While the details of the corporate tax will be announced in the 2023 budget, it will apply to share buybacks of all types of public companies in Canada starting January 1, 2024, according to the government’s Fall Economic Update. Ottawa estimates the measure will drop more than $2.1 billion into the federal coffers over five years.
Freeland economic update warns of 2023 recession, announces new tax on corporate share buybacks
A share buyback occurs when a company buys back its own shares from existing shareholders.
Finance Minister Chrystia Freeland called the new measure a “smart tax”.
“It raises money for Canada, which is a good thing,” he said. “But perhaps more importantly, it creates the right incentives for companies to do the right things.”
The Autumn Economic Update also claimed it would ensure big business “pays its fair share”.
Eric Nuttall, a partner and senior portfolio manager at asset management firm Ninepoint Partners, called Ottawa’s reasoning for the new tax “comic.”
The oil and gas sector is set to pay about $50 billion in royalties and taxes this year, he said, “and so I would say they’re certainly paying their fair share. In fact, how much more can we ask them to pay?”
And he said the new measure will only result in energy companies carrying out a “shocking number of share buybacks in 2023” before the new tax takes effect.

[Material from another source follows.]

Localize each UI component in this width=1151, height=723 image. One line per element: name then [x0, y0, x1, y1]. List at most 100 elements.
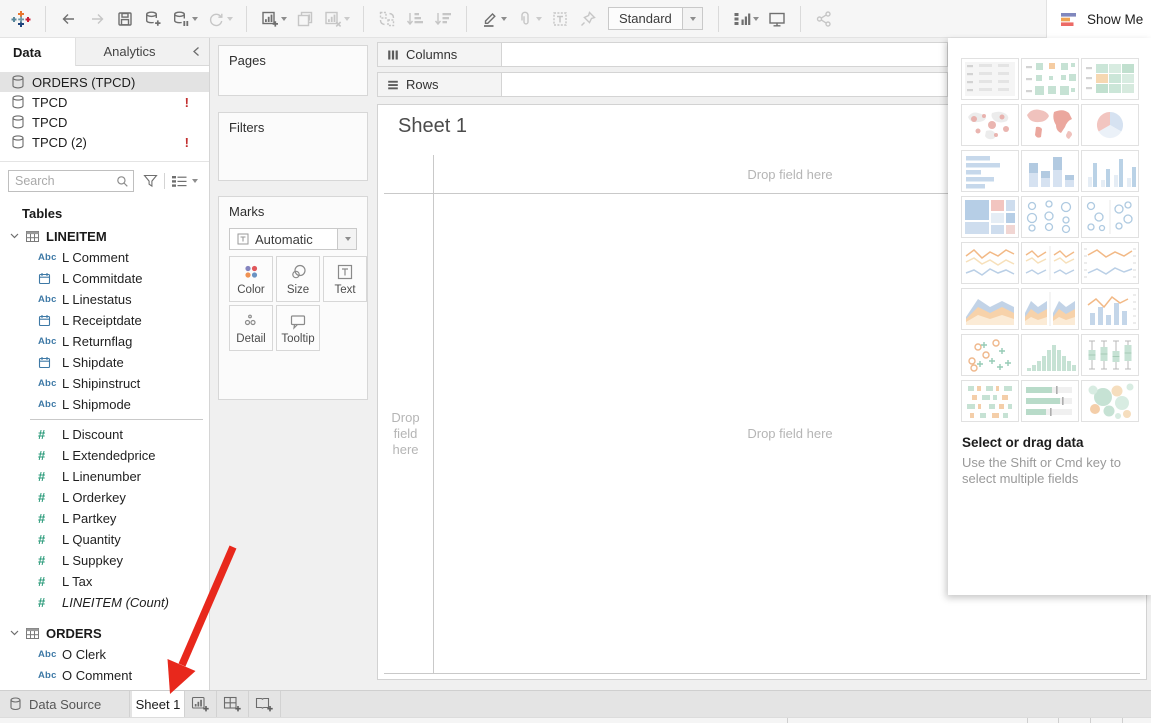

“We are finally in a situation where the industry has recovered from the worst bear market in history – negative oil prices and debt. … Investors are rewarded precisely for their patience and that soul-sucking experience, and now the government comes out and says, “You’re not paying enough, we’re going to tax you more,” he said in an interview.
The use of share buybacks in Canada has exploded in recent years.
Five years ago, members of the S&P/TSX 60 index — some of Canada’s largest companies — spent nearly twice as much money paying dividends to shareholders as buying back their stock. Now the share buybacks exceed the dividend payment.
According to S&P Global Market Intelligence, TSX 60 companies spent $67.1 billion in the past 12 months to repurchase their common stock. It was $26.1 billion five years ago.
On the other hand, dividend payments to shareholders have not increased nearly as much. According to S&P Global Market Intelligence, TSX 60 companies paid out $59.4 billion in dividends over the past 12 months. It was $45.8 billion five years ago.
The oil and gas industry is no different.
Companies have directed billions of dollars in windfall profits back to investors through share buybacks in 2022, following years of low commodity prices and industry consolidation.
Take Houston-based ConocoPhillips, a major player in Alberta’s oil sands. On Thursday, it announced a major boost to its existing share buyback program, raising it by $20 billion. The company announced that it distributed $4.3 billion to shareholders in the third quarter of 2022 in dividends and buybacks.
Suncor Energy Inc. also said it has returned $4.4 billion in share buybacks to investors so far in 2022. It expects to increase that level by early 2023, depending on commodity prices.
And on Wednesday, Cenovus Energy Inc. said it delivered $659 million to shareholders in share buybacks in the third quarter of 2022 and announced a $219 million variable dividend.
“From our perspective, we like buybacks — all things being equal — over variable dividends when we’re trading below intrinsic value,” Cenovus CEO Alex Pourbaix said on an investor call Wednesday.
Canadian Natural Resources Ltd. reported on Thursday $5.2 billion in adjusted assets in the third quarter of 2022 and an 11 percent increase in dividends last quarter.
Canadian Natural president Tim McKay said in an interview that share buybacks are an essential part of managing financial commitments in the cyclical nature of commodity markets.
“When share buybacks were quite low because commodity prices were low, [investors] I didn’t expect you to buy back shares. When prices are a little more leveraged, they expect you to give them back, he said.